Tufan olunca Nuh peygamberin gemisi uçsuz bucaksız suların üstünde kalır. O zamanlar Asya kıtasındaki Khushhamafe (Kafkas) dağı her taraftan görülmekteydi. Nuh’un gemisi Kafkas Dağları’nın yüksekliklerine dayanır. Nuh peygamber Khushhamafe’yi geçmek için yalvarır.

– Bana geçit vermezsen ben Tanrı’ya yalvarırım.

Khushhamafe kararlıdır.
– Tanrı sana geçit verse de ben vermem.

Nuh peygamber Tanrı’ya yalvarır ve geçiş iznini alır. Nuh’un gemisi Khushhamefe’den geçerken tepeye çarpar. Çarpmadan dolayı dağdan büyük parçalar kopar ve Khushhamefe’nin zirvesi ikiye bölünür. Gemi oluşan yarıktan geçerek uçsuz bucaksız sulara açılır.

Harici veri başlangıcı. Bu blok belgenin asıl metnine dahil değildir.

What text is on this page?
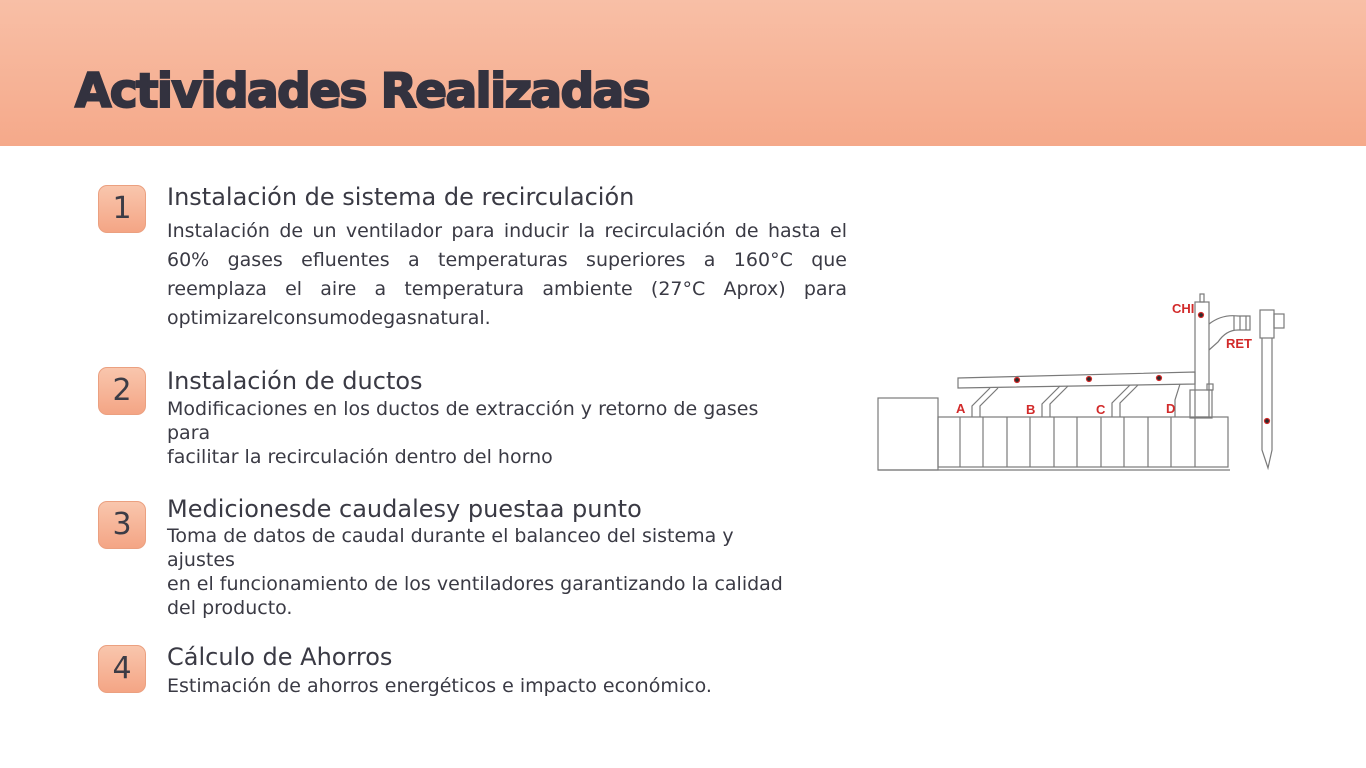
Actividades Realizadas
1	Instalación de sistema de recirculación
Instalación de un ventilador para inducir la recirculación de hasta el 60% gases efluentes a temperaturas superiores a 160°C que reemplaza el aire a temperatura ambiente (27°C Aprox) para optimizarelconsumodegasnatural.
2	Instalación de ductos
Modificaciones en los ductos de extracción y retorno de gases
para
facilitar la recirculación dentro del horno
3	Medicionesde caudalesy puestaa punto
Toma de datos de caudal durante el balanceo del sistema y
ajustes
en el funcionamiento de los ventiladores garantizando la calidad
del producto.
4	Cálculo de Ahorros
Estimación de ahorros energéticos e impacto económico.
CHI
RET
A	B	C	D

Khushhamafe’den bakınca yer ve gök bir olmuş gibi görünüyordu ve gemi suların üstünde sallanıp duruyordu. Khushhamafe’nin içinde (mağaralarda) oturan ve suların boğmadığı, Nuh’u saymayan insanlar, dağın yarıldığını görünce lanetler yağdırırlar.

Geminin yardığı Khushhamafe’nin tepesinin yeniden semer şekline gelinceye kadar taş ve toprak doldururlar. Onların bu çalışmalarını beğenen Tanrı, bu insanlara acır ve yaşamalarını sağlar.

Khuşhamafe’nin tepesinin onarılmasından sonra, dağın içine çekilmiş olan insanlar açlıktan ölmeye başlarlar. Bunun üzerine içlerinden yaşlı, kör biri dağın tepesine çıkar. Dağın tepesinde otururken eli yumuşak bir nesneye değer. Eline değen nesneyi alıp koklayınca sümüklerini akıtır. Gözlerine değdirince de iki gözü görmeye başlar. Yaşlı adam sevinçle dağın içine döner ve başından geçenleri anlatır. Dağdakilerde liderleri ve yaşlı adamla birlikte dağın zirvesine çıkarlar. Dağa çıkan diğer körlerde aynı şeyleri yapar ve onlarda görmeye başlarlar. Kendileri şifa bulduklarından Nuh’un gemisinin olduğu yeri temizlerler. Görmeyenlerde dağa çıkmaya başlarlar. Nuh’un gemisinin çarptığı yer günümüzde de mevcuttur.

Muhammet peygamber bir defasında buradan geçecek olur. Kendisi Nuh’un yakarışını ve Khushhamafe’nin izin vermeyişini hatırlar. Bu nedenle Muhammet dağı lanetler. Muhammet peygamberin lanetlediği dağın tepesinde sürekli fırtınalar olup sert rüzgarlar eser. Her tarafı karlarla kaplı ve donmuş durumdadır. Dağ eskiden çok daha güzelmiş, insan bakınca kendini Tanrı’nın evinde sanırmış. Şimdi bu güzellikler görünmüyor.